DE LA CENSURE DE LA RECHERCHE ACADÉMIQUE EN DÉMOCRATIE
EXCLUSIF SENEPLUS - Le livre de Séverine Awenengo Dalberto, que j’ai lu, est loin d’être le brûlot que l’on décrit. Cette censure contribue au particularisme de la Casamance, nourrissant les imaginaires que ce livre s’attache à déconstruire
Autour du livre de Sévérine Awenengo Dalberto.
Le livre de Séverine Awenengo Dalberto, que j’ai pris le temps de lire, est bien loin d’être le brûlot que l’on veut nous présenter ! Ces dernières années, le « pluriversalisme décolonial » a conduit de nombreux chercheurs, africains comme européens, à interroger la fabrique des savoirs et la production des connaissances sans avoir à se justifier ou risquer d’apparaître comme des imposteurs.
S’appuyer sur des théories complotistes ou des arguments misogynes et racistes est la posture la plus simple pour imposer une position, influencer l’opinion ou promouvoir une censure inconcevable dans une démocratie qui se revendique ouverte et majeure. Cette censure contribue au particularisme de la Casamance, nourrissant les « imaginaires » que ce livre s’attache à déconstruire. Elle participe également de la servitude intellectuelle à laquelle la politique cherche à nous contraindre. Cette menace pèse non seulement sur le métier d’historien, mais sur l’ensemble des sciences humaines et sociales, marquant un déclassement de la production intellectuelle.

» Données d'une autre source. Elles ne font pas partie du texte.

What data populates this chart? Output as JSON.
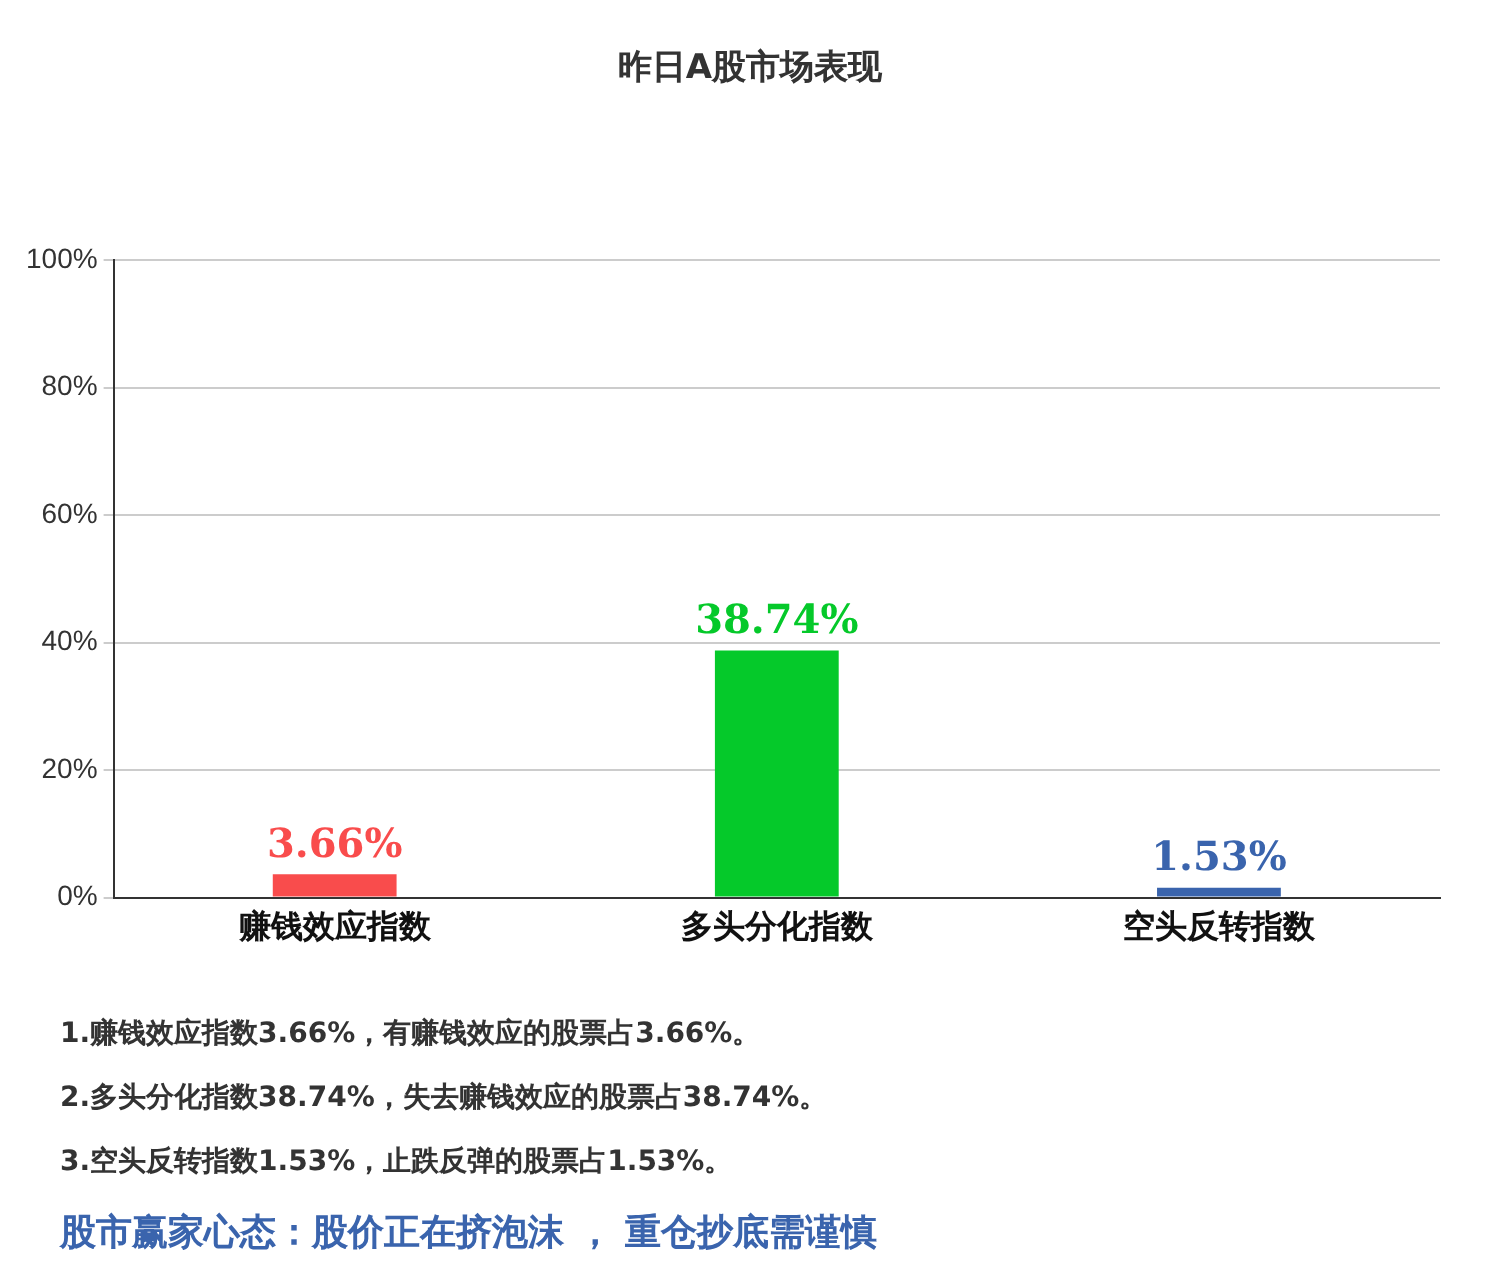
{
  "chart_data": {
    "type": "bar",
    "title": "昨日A股市场表现",
    "categories": [
      "赚钱效应指数",
      "多头分化指数",
      "空头反转指数"
    ],
    "values": [
      3.66,
      38.74,
      1.53
    ],
    "colors": [
      "#f94c4c",
      "#05c92a",
      "#3a64ad"
    ],
    "value_labels": [
      "3.66%",
      "38.74%",
      "1.53%"
    ],
    "ylim": [
      0,
      100
    ],
    "yticks": [
      {
        "value": 0,
        "label": "0%"
      },
      {
        "value": 20,
        "label": "20%"
      },
      {
        "value": 40,
        "label": "40%"
      },
      {
        "value": 60,
        "label": "60%"
      },
      {
        "value": 80,
        "label": "80%"
      },
      {
        "value": 100,
        "label": "100%"
      }
    ],
    "grid": "y",
    "legend": false,
    "annotations": [
      "1.赚钱效应指数3.66%，有赚钱效应的股票占3.66%。",
      "2.多头分化指数38.74%，失去赚钱效应的股票占38.74%。",
      "3.空头反转指数1.53%，止跌反弹的股票占1.53%。",
      "股市赢家心态：股价正在挤泡沫 ， 重仓抄底需谨慎"
    ]
  }
}
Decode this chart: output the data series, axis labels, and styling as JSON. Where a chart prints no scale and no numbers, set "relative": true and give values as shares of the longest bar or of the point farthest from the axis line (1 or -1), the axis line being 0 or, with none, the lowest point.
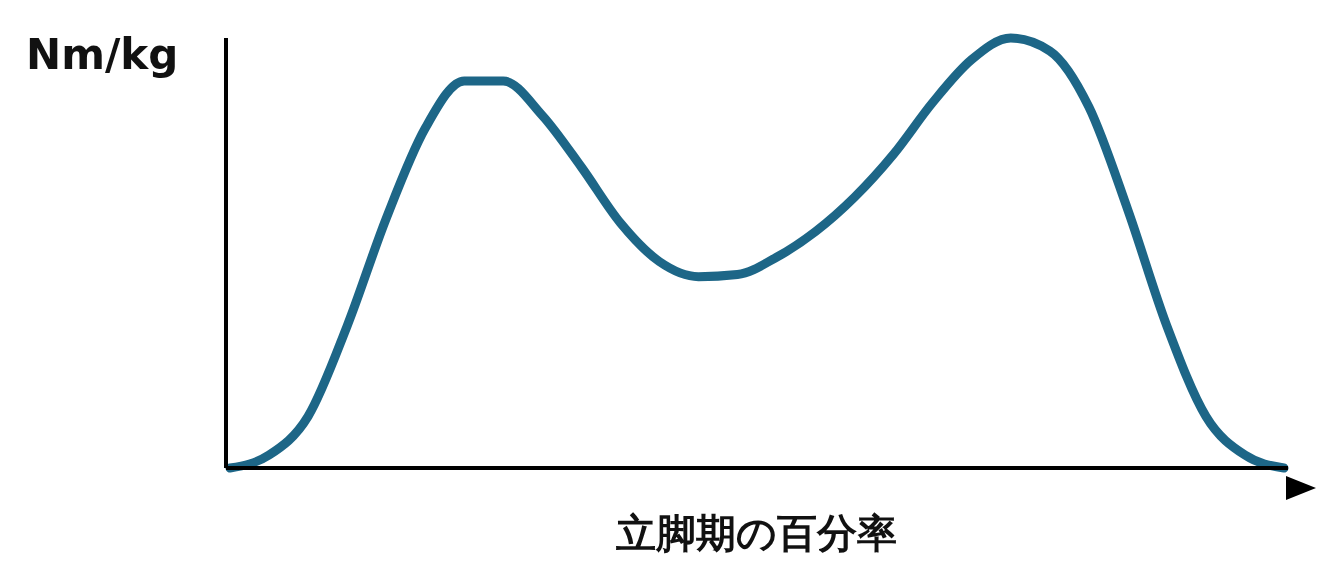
{
  "chart_data": {
    "type": "line",
    "relative": true,
    "xlabel": "立脚期の百分率",
    "ylabel": "Nm/kg",
    "categories": [
      null,
      null,
      null,
      null,
      null,
      null,
      null,
      null,
      null,
      null,
      null,
      null,
      null,
      null,
      null,
      null,
      null,
      null,
      null,
      null,
      null,
      null,
      null,
      null,
      null,
      null,
      null,
      null
    ],
    "series": [
      {
        "color": "#1d6687",
        "values": [
          0,
          0.03,
          0.12,
          0.33,
          0.58,
          0.79,
          0.9,
          0.9,
          0.82,
          0.7,
          0.57,
          0.48,
          0.445,
          0.45,
          0.49,
          0.55,
          0.63,
          0.73,
          0.85,
          0.95,
          1,
          0.97,
          0.84,
          0.6,
          0.33,
          0.12,
          0.03,
          0
        ]
      }
    ],
    "legend": false,
    "marker": "none",
    "line_style": "solid"
  }
}
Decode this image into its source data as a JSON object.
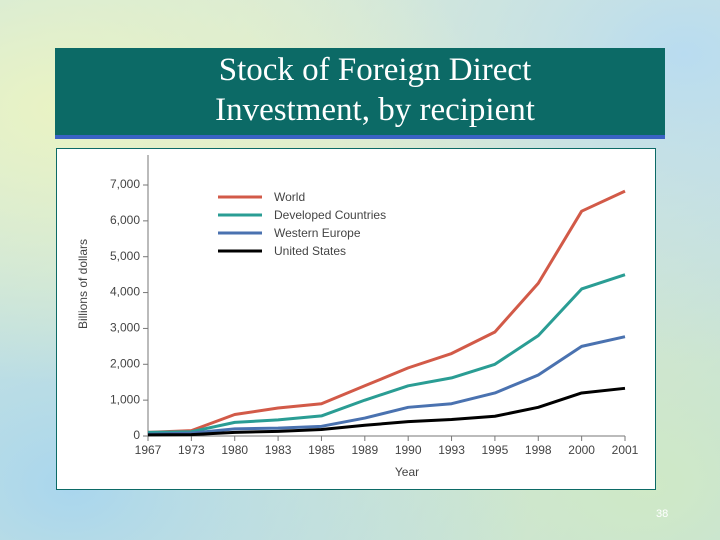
{
  "slide": {
    "title": "Stock of Foreign Direct Investment, by recipient",
    "page_number": "38"
  },
  "chart_data": {
    "type": "line",
    "x_label": "Year",
    "y_label": "Billions of dollars",
    "categories": [
      "1967",
      "1973",
      "1980",
      "1983",
      "1985",
      "1989",
      "1990",
      "1993",
      "1995",
      "1998",
      "2000",
      "2001"
    ],
    "series": [
      {
        "name": "World",
        "color": "#d25a48",
        "values": [
          100,
          150,
          600,
          780,
          900,
          1400,
          1900,
          2300,
          2900,
          4260,
          6270,
          6830
        ]
      },
      {
        "name": "Developed Countries",
        "color": "#2a9d94",
        "values": [
          100,
          120,
          380,
          450,
          560,
          1000,
          1400,
          1620,
          2000,
          2800,
          4100,
          4500
        ]
      },
      {
        "name": "Western Europe",
        "color": "#4a72b0",
        "values": [
          50,
          80,
          200,
          220,
          270,
          500,
          800,
          900,
          1200,
          1700,
          2500,
          2770
        ]
      },
      {
        "name": "United States",
        "color": "#000000",
        "values": [
          30,
          40,
          100,
          130,
          180,
          300,
          400,
          460,
          550,
          800,
          1200,
          1330
        ]
      }
    ],
    "ylim": [
      0,
      7000
    ],
    "yticks": [
      0,
      {
        "value": 1000,
        "label": "1,000"
      },
      {
        "value": 2000,
        "label": "2,000"
      },
      {
        "value": 3000,
        "label": "3,000"
      },
      {
        "value": 4000,
        "label": "4,000"
      },
      {
        "value": 5000,
        "label": "5,000"
      },
      {
        "value": 6000,
        "label": "6,000"
      },
      {
        "value": 7000,
        "label": "7,000"
      }
    ],
    "grid": false,
    "legend": "upper-left"
  }
}
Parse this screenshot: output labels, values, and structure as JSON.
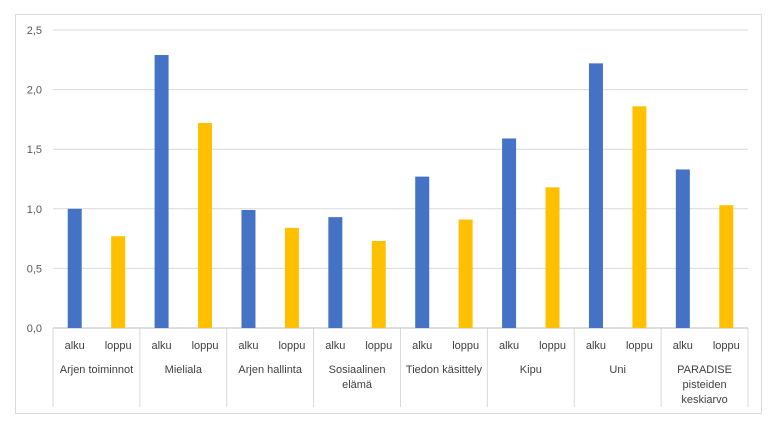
{
  "chart_data": {
    "type": "bar",
    "title": "",
    "xlabel": "",
    "ylabel": "",
    "ylim": [
      0,
      2.5
    ],
    "ytick_step": 0.5,
    "ytick_labels": [
      "0,0",
      "0,5",
      "1,0",
      "1,5",
      "2,0",
      "2,5"
    ],
    "grid": true,
    "legend": "none",
    "sub_labels": [
      "alku",
      "loppu"
    ],
    "categories": [
      [
        "Arjen toiminnot"
      ],
      [
        "Mieliala"
      ],
      [
        "Arjen hallinta"
      ],
      [
        "Sosiaalinen",
        "elämä"
      ],
      [
        "Tiedon käsittely"
      ],
      [
        "Kipu"
      ],
      [
        "Uni"
      ],
      [
        "PARADISE",
        "pisteiden",
        "keskiarvo"
      ]
    ],
    "series": [
      {
        "values": [
          1.0,
          2.29,
          0.99,
          0.93,
          1.27,
          1.59,
          2.22,
          1.33
        ]
      },
      {
        "values": [
          0.77,
          1.72,
          0.84,
          0.73,
          0.91,
          1.18,
          1.86,
          1.03
        ]
      }
    ],
    "colors": {
      "alku": "#4472c4",
      "loppu": "#ffc000",
      "grid": "#d9d9d9",
      "axis": "#bfbfbf"
    }
  }
}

Instrumentaliser un objet de recherche revient à construire un récit biaisé, bien plus dangereux que de simplement interdire la commercialisation d’un livre – qui, paradoxalement, bénéficie d’une promotion accrue – dans un pays où peu de gens lisent et dans un contexte où les plateformes numériques facilitent la diffusion des publications. Au point que certains témoins ayant participé à l’ouvrage hésitent aujourd’hui, invoquant une temporalité mal adaptée au contexte actuel du Sénégal. Je reprends à mon compte ce que dit Mbougar Sarr sur le temps: il n’y a pas de moment idéal pour publier. Le temps politique n’est pas celui de la science, pas plus que le temps qui rythme la société. Cette recherche a débuté en 2000, et certains aspects ont déjà fait l’objet de publications par la même autrice ainsi que par d’autres collègues chercheurs.
Va-t-on reprocher à Armelle Mabon son livre sur le massacre de Thiaroye ? Assurément, non ! Les enjeux sont ailleurs : le Sénégal devrait, sur cette question, exiger la déclassification des rapports militaires afin que cette histoire soit connue et que la France s’acquitte de ses dettes matérielles et morales.
Pour en revenir à mon propos, ce livre dont je ne ferai pas une note de lecture, interroge l’historicité de l’idée d’autonomie de la Casamance dans les imaginaires coloniaux. Les sources utilisées (archives offrant diverses interprétations) contribuent à façonner et figer l’unité territoriale du Sénégal. L’idée d’autonomie, soutenue dans une perspective utilitariste et économique par les colons, nourrit en retour les imaginaires de la « différence casamançaise » qu’elle consolide. Le refus de l’autonomie est sans cesse réaffirmé, car elle ne servait que des ambitions personnelles, politiques et économiques. L’autonomie reste donc une hypothèse théorique ; les politiques actuelles rappellent à bien des égards les dispositifs mis en place pour consacrer l’unité territoriale et l’ancrage de la Casamance au Sénégal.
On observe une concordance entre les politiques de désenclavement et la valorisation du potentiel économique, ayant valu à la région le premier plan quadriennal du Sénégal en 1959 et, plus récemment, les importants programmes d’investissement au cours de ces vingt dernières années. Les politiques successives de décentralisation se basent sur cette autonomie des territoires qui en font des possibles territoriaux. L’Acte III de la décentralisation le consacre à travers trois de ces principes que sont la subsidiarité, la péréquation et l’autonomie de chacune des collectivités territoriales. Il y a une différence, plus que conceptuelle, entre autonomie et indépendance. Je passe sur la contribution des élus de la Casamance aux manifestations politiques : leur vote pour le « Oui » à l’indépendance du Sénégal révèle l’unicité de notre histoire politique et sociale. Qu’est-ce qui fait peur dans l’interprétation des archives et des sources historiques : la réactivation des imaginaires sur le rattachement de la Casamance au Sine-Saloum, ou l’effort de construction d’un récit et de production d’une histoire qui nous libèrent de toutes sortes de mystifications ?
Professeure Fatoumata Hane est Socio-anthropologue, Uasz.